Mon Dieu mais que fais-je ici, dans ce jogging informe, à marcher en zigzag
au beau milieu de tous ces gamins de 25 ans...
J'ai, depuis toujours, le jogging / t-shirt en horreur.
Jamais ô grand jamais je ne le porte, et je me sens mille fois plus
décontracté dans un bon vieux jean / chemise, que dans cet horrible apparat.
Je m'y sens vulgaire, nu, débraillé, presque sale.
Je ne suis plus qu'un triste indéfini, dépouillé d'un minimum vital de style.
Otez l'élégance au comédien et vous l'humiliez plus surement qu'en
l'insultant!
Elle frappe subitement dans ses mains: "mettez-vous par deux!"

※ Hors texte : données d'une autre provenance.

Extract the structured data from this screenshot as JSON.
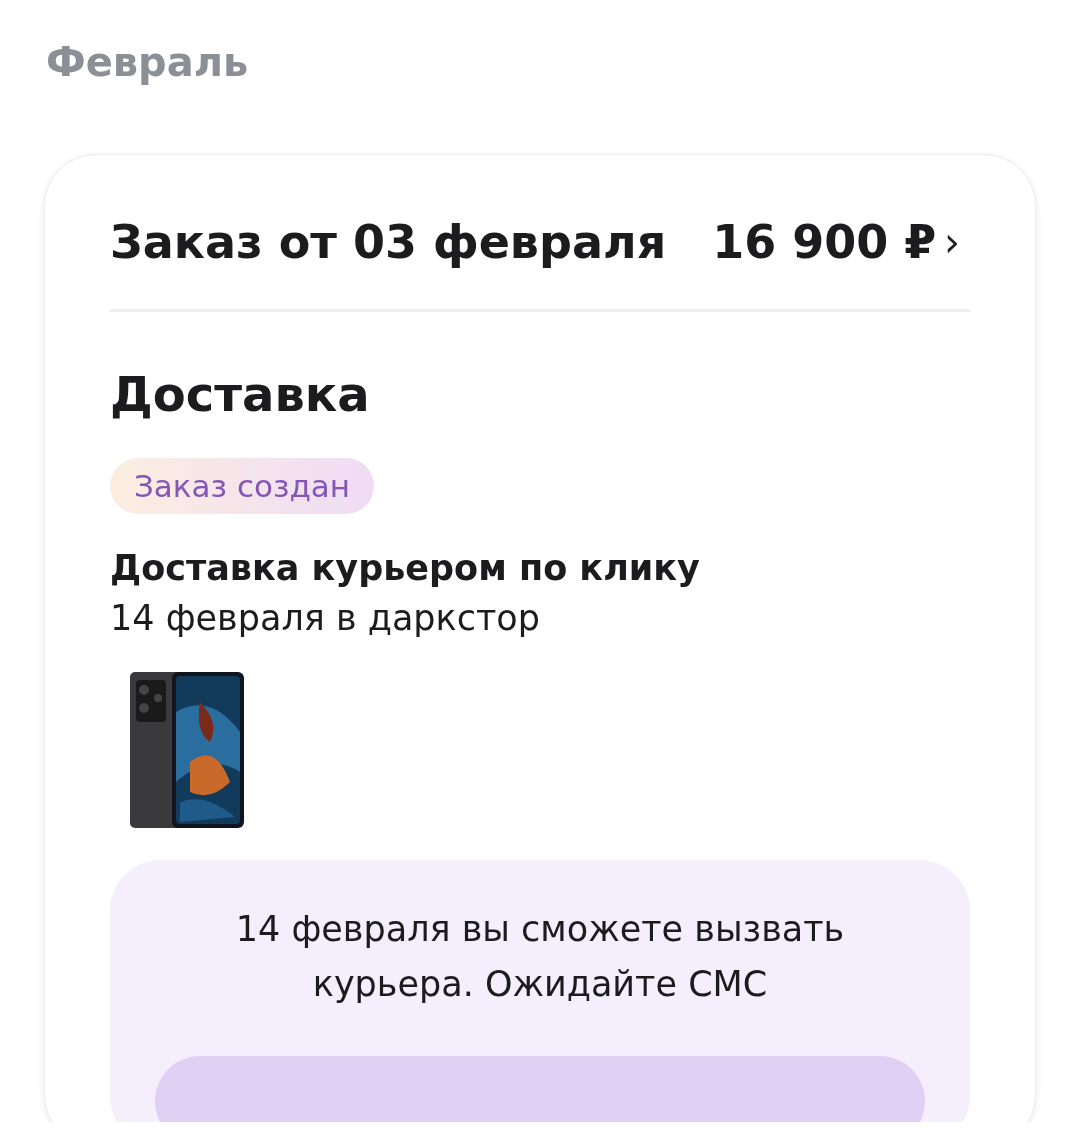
{
  "month_heading": "Февраль",
  "order": {
    "title": "Заказ от 03 февраля",
    "total": "16 900 ₽",
    "chevron": "›",
    "section_title": "Доставка",
    "status_badge": "Заказ создан",
    "delivery_method": "Доставка курьером по клику",
    "delivery_date": "14 февраля в даркстор",
    "notice": {
      "text": "14 февраля вы сможете вызвать курьера. Ожидайте СМС"
    }
  }
}
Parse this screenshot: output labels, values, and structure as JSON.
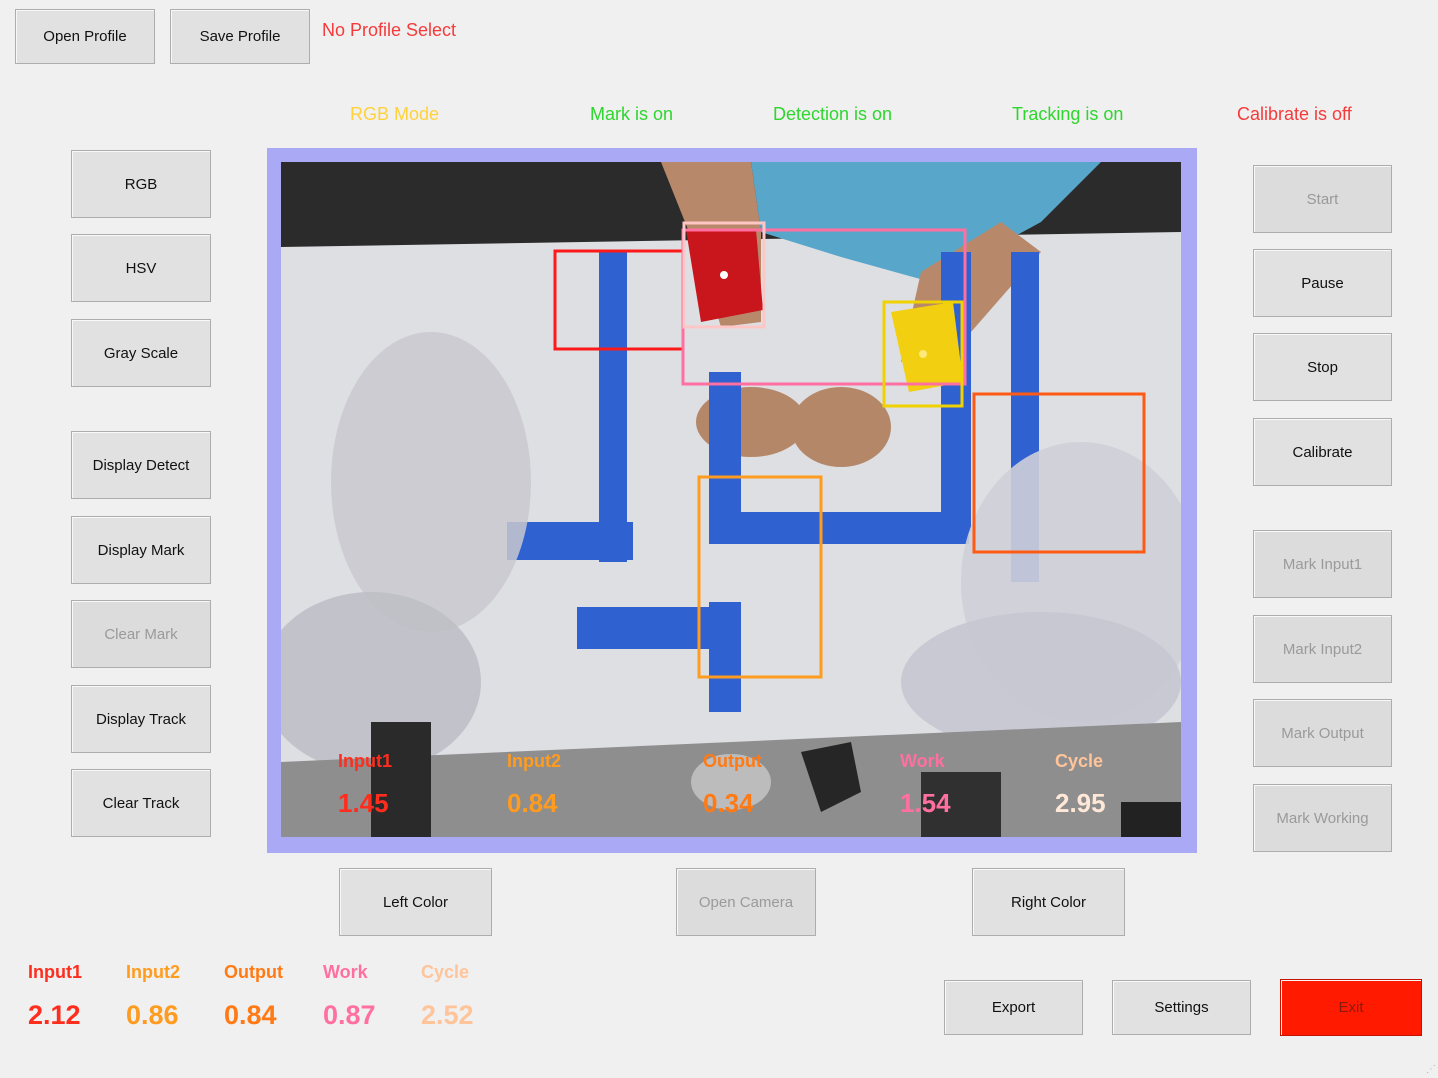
{
  "top": {
    "open_profile": "Open Profile",
    "save_profile": "Save Profile",
    "profile_status": "No Profile Select"
  },
  "status_bar": {
    "mode": "RGB Mode",
    "mark": "Mark is on",
    "detection": "Detection is on",
    "tracking": "Tracking is on",
    "calibrate": "Calibrate is off"
  },
  "colors": {
    "mode": "#ffd23c",
    "on": "#2ed62e",
    "off": "#f53a3a",
    "input1": "#ff2d1e",
    "input2": "#ff9b1e",
    "output": "#ff7a14",
    "work": "#ff6fa0",
    "cycle": "#ffc49a",
    "frame": "#a9a9f5"
  },
  "left_buttons": {
    "rgb": "RGB",
    "hsv": "HSV",
    "gray": "Gray Scale",
    "display_detect": "Display Detect",
    "display_mark": "Display Mark",
    "clear_mark": "Clear Mark",
    "display_track": "Display Track",
    "clear_track": "Clear Track"
  },
  "right_buttons": {
    "start": "Start",
    "pause": "Pause",
    "stop": "Stop",
    "calibrate": "Calibrate",
    "mark_input1": "Mark Input1",
    "mark_input2": "Mark Input2",
    "mark_output": "Mark Output",
    "mark_working": "Mark Working"
  },
  "camera_buttons": {
    "left_color": "Left Color",
    "open_camera": "Open Camera",
    "right_color": "Right Color"
  },
  "overlay": {
    "input1": {
      "label": "Input1",
      "value": "1.45"
    },
    "input2": {
      "label": "Input2",
      "value": "0.84"
    },
    "output": {
      "label": "Output",
      "value": "0.34"
    },
    "work": {
      "label": "Work",
      "value": "1.54"
    },
    "cycle": {
      "label": "Cycle",
      "value": "2.95"
    }
  },
  "bottom_stats": {
    "input1": {
      "label": "Input1",
      "value": "2.12"
    },
    "input2": {
      "label": "Input2",
      "value": "0.86"
    },
    "output": {
      "label": "Output",
      "value": "0.84"
    },
    "work": {
      "label": "Work",
      "value": "0.87"
    },
    "cycle": {
      "label": "Cycle",
      "value": "2.52"
    }
  },
  "bottom_buttons": {
    "export": "Export",
    "settings": "Settings",
    "exit": "Exit"
  }
}
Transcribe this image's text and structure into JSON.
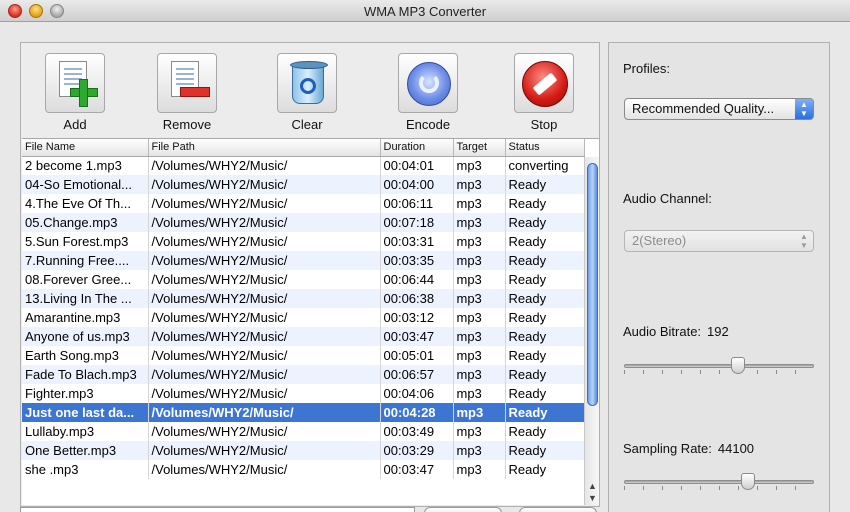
{
  "window": {
    "title": "WMA MP3 Converter"
  },
  "toolbar": {
    "add_label": "Add",
    "remove_label": "Remove",
    "clear_label": "Clear",
    "encode_label": "Encode",
    "stop_label": "Stop"
  },
  "table": {
    "columns": [
      "File Name",
      "File Path",
      "Duration",
      "Target",
      "Status"
    ],
    "rows": [
      [
        "2 become 1.mp3",
        "/Volumes/WHY2/Music/",
        "00:04:01",
        "mp3",
        "converting"
      ],
      [
        "04-So Emotional...",
        "/Volumes/WHY2/Music/",
        "00:04:00",
        "mp3",
        "Ready"
      ],
      [
        "4.The Eve Of Th...",
        "/Volumes/WHY2/Music/",
        "00:06:11",
        "mp3",
        "Ready"
      ],
      [
        "05.Change.mp3",
        "/Volumes/WHY2/Music/",
        "00:07:18",
        "mp3",
        "Ready"
      ],
      [
        "5.Sun Forest.mp3",
        "/Volumes/WHY2/Music/",
        "00:03:31",
        "mp3",
        "Ready"
      ],
      [
        "7.Running Free....",
        "/Volumes/WHY2/Music/",
        "00:03:35",
        "mp3",
        "Ready"
      ],
      [
        "08.Forever Gree...",
        "/Volumes/WHY2/Music/",
        "00:06:44",
        "mp3",
        "Ready"
      ],
      [
        "13.Living In The ...",
        "/Volumes/WHY2/Music/",
        "00:06:38",
        "mp3",
        "Ready"
      ],
      [
        "Amarantine.mp3",
        "/Volumes/WHY2/Music/",
        "00:03:12",
        "mp3",
        "Ready"
      ],
      [
        "Anyone of us.mp3",
        "/Volumes/WHY2/Music/",
        "00:03:47",
        "mp3",
        "Ready"
      ],
      [
        "Earth Song.mp3",
        "/Volumes/WHY2/Music/",
        "00:05:01",
        "mp3",
        "Ready"
      ],
      [
        "Fade To Blach.mp3",
        "/Volumes/WHY2/Music/",
        "00:06:57",
        "mp3",
        "Ready"
      ],
      [
        "Fighter.mp3",
        "/Volumes/WHY2/Music/",
        "00:04:06",
        "mp3",
        "Ready"
      ],
      [
        "Just one last da...",
        "/Volumes/WHY2/Music/",
        "00:04:28",
        "mp3",
        "Ready"
      ],
      [
        "Lullaby.mp3",
        "/Volumes/WHY2/Music/",
        "00:03:49",
        "mp3",
        "Ready"
      ],
      [
        "One Better.mp3",
        "/Volumes/WHY2/Music/",
        "00:03:29",
        "mp3",
        "Ready"
      ],
      [
        "she .mp3",
        "/Volumes/WHY2/Music/",
        "00:03:47",
        "mp3",
        "Ready"
      ]
    ],
    "selected_row": 13
  },
  "settings": {
    "profiles_label": "Profiles:",
    "profile_value": "Recommended Quality...",
    "channel_label": "Audio Channel:",
    "channel_value": "2(Stereo)",
    "bitrate_label": "Audio Bitrate:",
    "bitrate_value": "192",
    "bitrate_level": 0.6,
    "sampling_label": "Sampling Rate:",
    "sampling_value": "44100",
    "sampling_level": 0.65
  },
  "colors": {
    "selection": "#3d75d2",
    "stripe": "#edf3fe"
  }
}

Supplice. Non, bien, sur, je ne vais pas tomber par miracle sur cette
magnifique jeune fille aux cheveux ondulés dont la beauté toute naturelle
m'éblouit, ni seulement avec l'autre quadragénaire, qui, bien
qu'intellectuellement morne, aurait a minima les mêmes limites que moi au
niveau souplesse, il faut inéluctablement à cet instant précis où ce diable
de maîtresse de stage frappe dans ses mains sèches, que je sois juste en face
de cette femme grasse et désagréable, qui parle comme un charretier et qui ne
partage avec moi qu'une répulsion réciproque.
Un instant fugace nous nous regardons, avec dans les yeux l'ombre de la
défaite, et j'esquisse un sourire d'excuse, qu'elle ne me rend pas.
"A présent un petit cadeau pour vous: vous allez vous faire un massage,
chacun son tour!"
Je crois que je vais tuer cette bonne femme.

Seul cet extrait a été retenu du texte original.